Mutant ΔI258D259Comp expression in vertebral column and muscle of zebrafish. Comp immunostainings were performed on paraffin-embedded tissue sections (A-D) from 5-month-old wild type (wt) (A, C) (n=4) and homozygous ΔI258D259Comp (B, D) (n=4) zebrafish by using affinity-purified rabbit (A-D) and guinea pig (E, F) antisera specific for zebrafish Comp, alkaline phosphatase-conjugated streptavidin and Fast Red staining (A-D) and secondary Alexa 488 conjugated antibodies (E, F). (A) In the vertebral column of 5-month-old wt zebrafish, Comp is found in the fibrocartilaginous tissue at the base of the intervertebral discs (ivd) (arrows) and lining the inner part of the bones (b) (arrowheads), (vt, vacuolated tissue). (B) In mutant ΔI258D259Comp zebrafish this expression is nearly completely lacking. However, the architecture of the vertebral column is not altered. (C) In adult wild type zebrafish Comp is still uniformly found in myosepta (m). (D) Also in adult mutant ΔI258D259Comp zebrafish Comp is found in myosepta (m) but with an irregular patchy distribution (arrowheads). (E, F) This is similar in 72 hpf zebrafish where Comp is strongly and uniformly found in myosepta (m) of wt (E) and in irregular patches (arrowheads) interrupted by a much weaker uniform staining (arrows) in ΔI258D259Comp zebrafish as shown by whole mount immunofluorescence staining using an affinity-purified guinea pig antiserum specific for zebrafish Comp (E, F) (n=100), see also Figure 6C. Bars: 100 µm in (A-D) and 10 µm in (E, F).
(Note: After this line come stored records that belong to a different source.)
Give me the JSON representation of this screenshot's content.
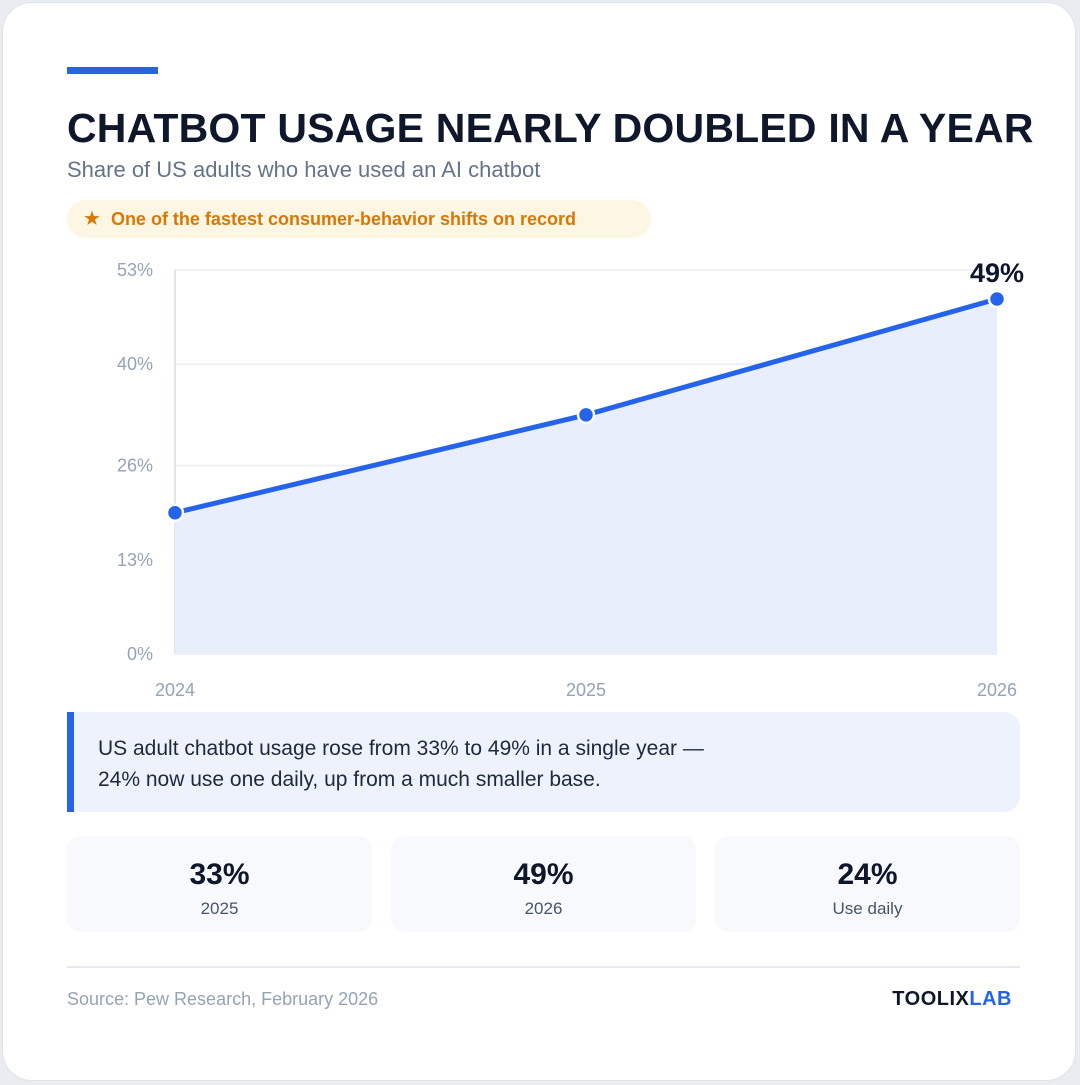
{
  "header": {
    "title": "CHATBOT USAGE NEARLY DOUBLED IN A YEAR",
    "subtitle": "Share of US adults who have used an AI chatbot",
    "highlight": "One of the fastest consumer-behavior shifts on record",
    "highlight_icon": "star-icon"
  },
  "chart_data": {
    "type": "area",
    "x": [
      "2024",
      "2025",
      "2026"
    ],
    "series": [
      {
        "values": [
          19.5,
          33,
          49
        ]
      }
    ],
    "ylim": [
      0,
      53
    ],
    "y_ticks": [
      "0%",
      "13%",
      "26%",
      "40%",
      "53%"
    ],
    "y_tick_values": [
      0,
      13,
      26,
      40,
      53
    ],
    "end_label": "49%",
    "grid": true,
    "colors": {
      "line": "#2563eb",
      "fill": "#e8eefc",
      "grid": "#edf0f4",
      "axis": "#e2e6ec"
    }
  },
  "note": {
    "text": "US adult chatbot usage rose from 33% to 49% in a single year — 24% now use one daily, up from a much smaller base."
  },
  "stats": [
    {
      "value": "33%",
      "label": "2025"
    },
    {
      "value": "49%",
      "label": "2026"
    },
    {
      "value": "24%",
      "label": "Use daily"
    }
  ],
  "footer": {
    "source": "Source: Pew Research, February 2026",
    "brand_part1": "TOOLIX",
    "brand_part2": "LAB"
  },
  "colors": {
    "accent": "#2563eb",
    "highlight": "#d97706",
    "text": "#0f172a"
  }
}
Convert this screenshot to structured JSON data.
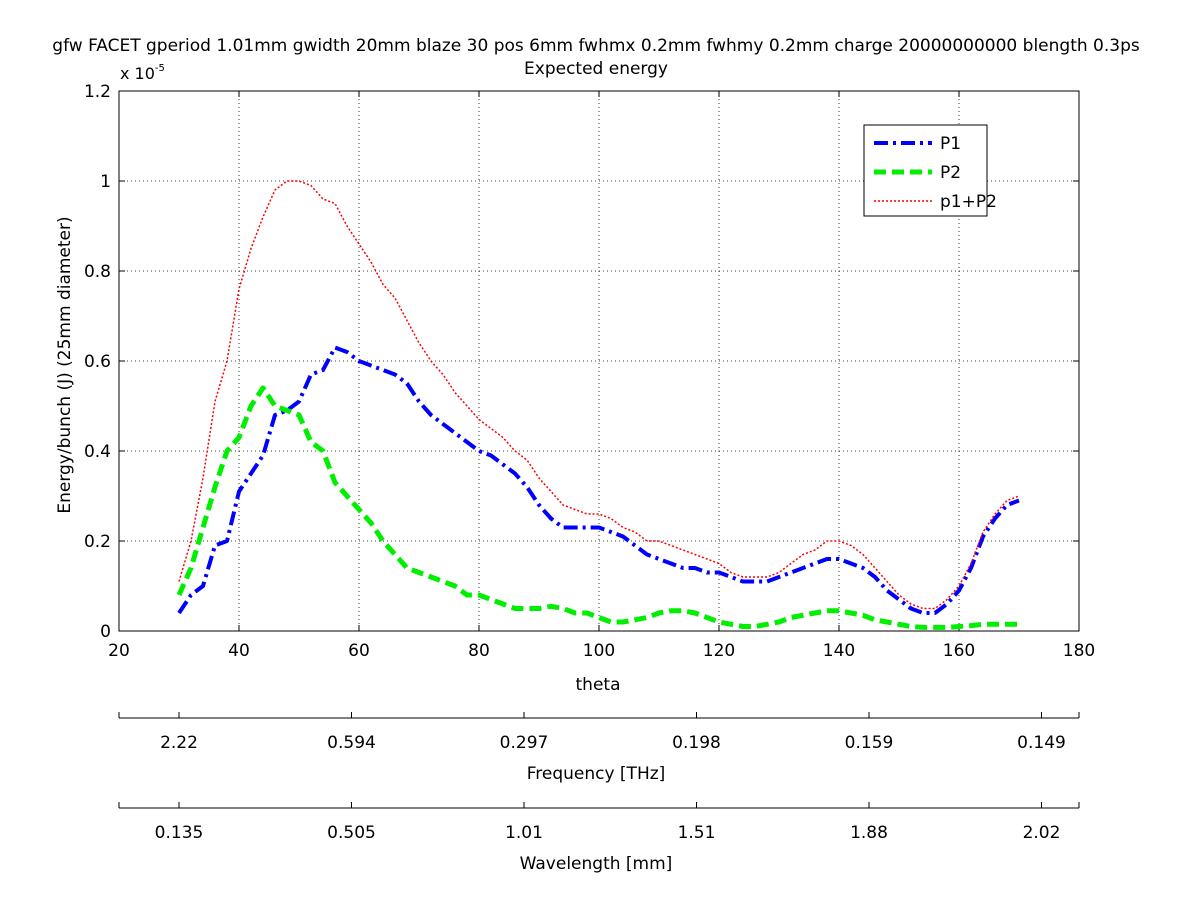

Electron microscopy of myosepta in wild type and mutant ΔI258D259Comp skeletal muscle of 72hpf zebrafish. The skeletal muscle fiber (MF) structure is comparable in wild type (wt) (A) and mutant ΔI258D259Comp (B) zebrafish while the myosepta (MS) in mutants are less dense and slightly enlarged compared to control. At higher magnification the myosepta of wild type (C) show a largely homogenous extracellular matrix (ECM) structure while myosepta of mutants (D) show disrupted (black asterisks), inhomogeneous and clustered ECM (arrows) structure with different density. The fibroblasts in wild type (E) and mutants (F) show an extensive endoplasmic reticulum (white asterisks) without obvious differences, indicating intact synthesis- active fibroblasts and no significant retention of mutant protein.